With a hub of world-class universities and research institutes based in Melbourne, it is particularly critical for Victoria. We have institutes and also hospitals that conduct research such as the Florey Institute of Neuroscience and Mental Health at the Melbourne Brain Centre, the Burnet Institute, the Walter and Eliza Hall Institute of Medical Research, the Peter MacCallum Cancer Centre, the Cabrini Hospital and Baker IDI, just to name a few.

Importantly, as a country we are very good at medical research.

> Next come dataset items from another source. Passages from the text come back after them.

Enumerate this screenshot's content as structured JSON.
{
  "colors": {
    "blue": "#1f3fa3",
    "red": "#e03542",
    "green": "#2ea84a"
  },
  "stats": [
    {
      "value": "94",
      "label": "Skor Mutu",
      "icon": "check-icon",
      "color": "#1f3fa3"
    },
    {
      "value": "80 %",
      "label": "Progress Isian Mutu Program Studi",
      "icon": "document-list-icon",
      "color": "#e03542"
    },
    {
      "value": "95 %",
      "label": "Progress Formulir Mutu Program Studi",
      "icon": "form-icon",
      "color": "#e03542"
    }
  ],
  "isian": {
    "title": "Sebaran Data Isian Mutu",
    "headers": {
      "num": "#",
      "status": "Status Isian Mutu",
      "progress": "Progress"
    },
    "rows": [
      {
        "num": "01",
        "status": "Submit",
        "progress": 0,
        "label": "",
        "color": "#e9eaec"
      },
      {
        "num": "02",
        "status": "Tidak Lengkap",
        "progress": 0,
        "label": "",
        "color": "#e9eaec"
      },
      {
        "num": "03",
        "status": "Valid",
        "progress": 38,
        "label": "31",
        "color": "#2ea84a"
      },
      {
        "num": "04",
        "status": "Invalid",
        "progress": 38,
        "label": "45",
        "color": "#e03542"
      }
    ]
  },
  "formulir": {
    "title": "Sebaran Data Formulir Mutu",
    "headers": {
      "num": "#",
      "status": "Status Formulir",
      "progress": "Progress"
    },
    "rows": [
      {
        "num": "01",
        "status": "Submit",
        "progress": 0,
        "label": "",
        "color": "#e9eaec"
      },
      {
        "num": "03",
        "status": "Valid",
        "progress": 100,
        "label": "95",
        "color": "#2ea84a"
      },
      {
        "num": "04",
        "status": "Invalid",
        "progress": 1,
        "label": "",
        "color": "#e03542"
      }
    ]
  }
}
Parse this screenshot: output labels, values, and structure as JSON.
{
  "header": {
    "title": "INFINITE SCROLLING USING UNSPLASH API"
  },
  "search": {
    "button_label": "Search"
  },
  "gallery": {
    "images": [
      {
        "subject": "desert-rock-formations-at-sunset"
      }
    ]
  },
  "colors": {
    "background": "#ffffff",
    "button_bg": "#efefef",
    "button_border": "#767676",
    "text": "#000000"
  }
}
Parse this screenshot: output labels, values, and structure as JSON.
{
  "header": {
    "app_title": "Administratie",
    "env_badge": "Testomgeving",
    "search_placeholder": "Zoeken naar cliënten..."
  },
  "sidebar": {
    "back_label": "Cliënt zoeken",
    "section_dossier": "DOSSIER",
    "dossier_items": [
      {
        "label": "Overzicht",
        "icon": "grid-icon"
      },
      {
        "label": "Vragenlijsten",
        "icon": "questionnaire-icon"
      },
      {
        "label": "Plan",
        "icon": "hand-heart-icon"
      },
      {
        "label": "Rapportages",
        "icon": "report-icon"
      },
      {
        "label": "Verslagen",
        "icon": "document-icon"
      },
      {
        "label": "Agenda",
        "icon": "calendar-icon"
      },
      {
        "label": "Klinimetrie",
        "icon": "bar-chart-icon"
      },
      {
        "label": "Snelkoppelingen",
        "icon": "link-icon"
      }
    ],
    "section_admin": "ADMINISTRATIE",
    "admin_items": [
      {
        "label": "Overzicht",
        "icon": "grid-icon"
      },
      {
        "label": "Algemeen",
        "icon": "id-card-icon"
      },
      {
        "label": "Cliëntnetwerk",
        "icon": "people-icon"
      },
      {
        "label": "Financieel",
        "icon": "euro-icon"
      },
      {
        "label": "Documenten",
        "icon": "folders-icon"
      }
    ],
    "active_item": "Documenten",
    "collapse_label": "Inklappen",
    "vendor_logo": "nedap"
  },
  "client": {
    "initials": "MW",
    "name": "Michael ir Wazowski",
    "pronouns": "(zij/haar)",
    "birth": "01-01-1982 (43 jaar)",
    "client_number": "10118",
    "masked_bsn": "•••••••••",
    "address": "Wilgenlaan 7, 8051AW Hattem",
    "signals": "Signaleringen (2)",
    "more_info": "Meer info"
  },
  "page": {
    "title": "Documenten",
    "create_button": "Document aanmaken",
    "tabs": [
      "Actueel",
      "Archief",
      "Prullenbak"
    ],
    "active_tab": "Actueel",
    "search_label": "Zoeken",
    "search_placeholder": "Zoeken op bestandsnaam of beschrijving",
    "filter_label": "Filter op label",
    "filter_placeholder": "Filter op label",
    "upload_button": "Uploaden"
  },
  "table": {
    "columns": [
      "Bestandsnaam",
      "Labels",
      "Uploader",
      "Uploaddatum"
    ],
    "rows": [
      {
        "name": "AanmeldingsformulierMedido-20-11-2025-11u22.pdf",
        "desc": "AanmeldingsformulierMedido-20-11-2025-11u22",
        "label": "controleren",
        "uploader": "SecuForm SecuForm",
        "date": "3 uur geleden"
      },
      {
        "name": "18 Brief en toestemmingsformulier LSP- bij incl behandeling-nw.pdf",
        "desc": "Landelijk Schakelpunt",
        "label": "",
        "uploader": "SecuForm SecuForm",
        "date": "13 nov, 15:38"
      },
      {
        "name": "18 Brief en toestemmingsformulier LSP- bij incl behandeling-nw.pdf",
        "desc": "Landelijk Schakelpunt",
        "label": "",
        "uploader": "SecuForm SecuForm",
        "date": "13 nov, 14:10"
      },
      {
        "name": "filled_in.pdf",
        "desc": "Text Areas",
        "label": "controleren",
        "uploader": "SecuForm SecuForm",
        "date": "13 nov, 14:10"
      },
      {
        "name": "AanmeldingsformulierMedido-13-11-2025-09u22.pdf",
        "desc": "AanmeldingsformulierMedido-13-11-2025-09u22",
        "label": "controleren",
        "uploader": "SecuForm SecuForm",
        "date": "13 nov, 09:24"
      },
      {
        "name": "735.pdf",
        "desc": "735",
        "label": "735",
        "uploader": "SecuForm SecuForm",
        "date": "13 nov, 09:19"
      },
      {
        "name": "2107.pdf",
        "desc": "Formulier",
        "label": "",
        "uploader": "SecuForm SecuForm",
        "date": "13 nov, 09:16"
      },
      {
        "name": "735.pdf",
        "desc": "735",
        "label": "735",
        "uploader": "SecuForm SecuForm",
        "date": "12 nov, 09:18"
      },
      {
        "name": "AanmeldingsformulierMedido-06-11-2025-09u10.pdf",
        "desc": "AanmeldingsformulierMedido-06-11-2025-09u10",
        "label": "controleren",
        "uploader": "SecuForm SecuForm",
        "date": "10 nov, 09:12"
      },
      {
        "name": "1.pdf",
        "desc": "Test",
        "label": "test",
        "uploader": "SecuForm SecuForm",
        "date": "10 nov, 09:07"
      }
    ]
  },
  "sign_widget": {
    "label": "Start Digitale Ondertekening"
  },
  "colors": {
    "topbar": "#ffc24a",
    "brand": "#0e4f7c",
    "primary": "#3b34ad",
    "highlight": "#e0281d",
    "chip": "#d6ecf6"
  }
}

Thanks to Australian research we have life-saving innovations such as penicillin, first used as a medicine by the Australian Noble laureate Howard Florey. We also have the bionic ear, the cervical cancer vaccine and spray-on skin for burns, to name just a few.

Commercialising research can lead to direct wealth creation and jobs growth. Importantly, it can also reduce spiralling healthcare costs and deliver a higher quality of life. I hope that the Greens in particular, and deputy leader Adam Bandt, who has like me been an advocate for certainty in this sector, will do the right thing by both our nation and our research community, who are depending upon them for this fund.